Ex: the set of real numbers $ R $ is uncountable

using diagonalization method

ensure that $ x \neq f (n) $ for any n, therefore the correspondence to $ N $ failed


Some languages are not Turing-recognizable.

Proof

  • Set of all Turing machines $ M $ is countable

    • (图灵机的个数 == 图灵机识别的语言的个数 == 自然数的个数)

    • each TM M has an encoding into a string <M>

    • and set of all strings $ Σ^ ∗ $is countable ( set of finite length strings )

  • Set of all languages $ L $ is uncountable

    • (所有语言的个数 == 实数的个数)

    • $ B $, the set of all infinite length binary sequence, is uncountable as $ R $

    • $ L $, the set of all languages over alphabet $ Σ $, have a correspondence with $ B $

    • Each language $ A ∈ L $ has a unique sequence in $ B $.

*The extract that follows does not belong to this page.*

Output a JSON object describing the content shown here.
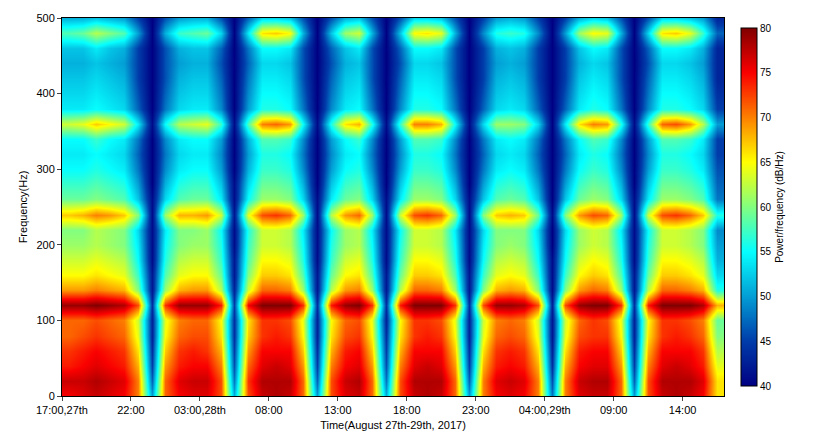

  • therefore $ L $ is larger than $ L_{TM}$


AN UNDECIDABLE LANGUAGE

$ A_{TM} = \{ \ <M, w> \ | \ M \ is \ a \ TM \ and \ M \ accepts \ w \} $.

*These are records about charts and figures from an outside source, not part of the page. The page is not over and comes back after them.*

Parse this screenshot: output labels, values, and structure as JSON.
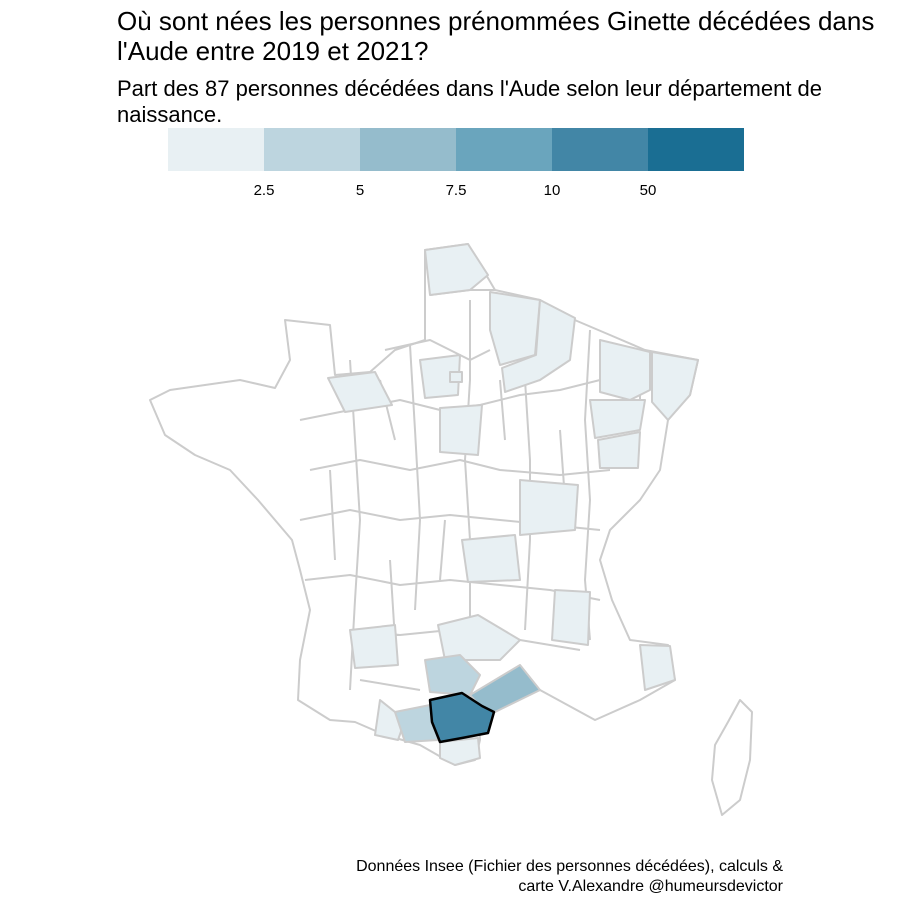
{
  "title": "Où sont nées les personnes prénommées Ginette décédées dans l'Aude entre 2019 et 2021?",
  "subtitle": "Part des 87 personnes décédées dans l'Aude selon leur département de naissance.",
  "legend": {
    "colors": [
      "#e8f0f3",
      "#bdd5df",
      "#95bccc",
      "#6aa5bd",
      "#4286a6",
      "#1a6e93"
    ],
    "ticks": [
      "2.5",
      "5",
      "7.5",
      "10",
      "50"
    ]
  },
  "map": {
    "region": "France métropolitaine",
    "border_color": "#cccccc",
    "highlight_department": "Aude",
    "highlight_outline": "#000000",
    "shaded_departments": [
      {
        "name": "Aude",
        "bin": 4
      },
      {
        "name": "Hérault",
        "bin": 2
      },
      {
        "name": "Tarn",
        "bin": 1
      },
      {
        "name": "Ariège",
        "bin": 1
      },
      {
        "name": "Pyrénées-Orientales",
        "bin": 0
      },
      {
        "name": "Haute-Garonne",
        "bin": 0
      },
      {
        "name": "Aveyron",
        "bin": 0
      },
      {
        "name": "Tarn-et-Garonne",
        "bin": 0
      },
      {
        "name": "Nord",
        "bin": 0
      },
      {
        "name": "Pas-de-Calais",
        "bin": 0
      },
      {
        "name": "Aisne",
        "bin": 0
      },
      {
        "name": "Marne",
        "bin": 0
      },
      {
        "name": "Ardennes",
        "bin": 0
      },
      {
        "name": "Meuse",
        "bin": 0
      },
      {
        "name": "Meurthe-et-Moselle",
        "bin": 0
      },
      {
        "name": "Bas-Rhin",
        "bin": 0
      },
      {
        "name": "Haute-Saône",
        "bin": 0
      },
      {
        "name": "Doubs",
        "bin": 0
      },
      {
        "name": "Saône-et-Loire",
        "bin": 0
      },
      {
        "name": "Puy-de-Dôme",
        "bin": 0
      },
      {
        "name": "Drôme",
        "bin": 0
      },
      {
        "name": "Alpes-Maritimes",
        "bin": 0
      },
      {
        "name": "Loiret",
        "bin": 0
      },
      {
        "name": "Cher",
        "bin": 0
      },
      {
        "name": "Paris",
        "bin": 0
      },
      {
        "name": "Calvados",
        "bin": 0
      }
    ]
  },
  "caption": {
    "line1": "Données Insee (Fichier des personnes décédées), calculs &",
    "line2": "carte V.Alexandre @humeursdevictor"
  }
}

$ A_{TM} $ is Turing-recognizable

  • Simulate M on w
  • If M ever enters its accept state, accept ; if M ever enters its reject state, reject ; If M loops, loop.

$ A_{TM} $ is undecidable

Proof

  • Assume we have the decider $ H $ to decide whether M accept w

  • construct a new TM $ D $ with $ H $ as a subroutine

  • Contradiction when we run D with its own description <D> as input


diagnolization in the proof

  • first list the table of whether $ M_i $ accepts $ <M_j> $
  • construct $ H $ so that $ H $ reject when $ M_i $ doesn’t accept $ <M_j> $
  • Finally the contradiction in $ D $


A TURING-UNRECOGNIZABLE LANGUAGE

A language is decidable iff it is Turing-recognizable and co-Turing recognizable.

Proof

  • if $ A $ decidable, $ \bar A$ is decidable, therefore both are recognizable

  • if both recognizable, we can construct decider for $ A $, therefore $ A $ is decidable

    Run their recognizer $ M_1 $ and $ M_2 $ simultaneously. If $ M_1 $ accepts, accept ; if $ M_2 $ accepts, reject.


$ \overline { A_{TM} } $ is not Turing-recognizable.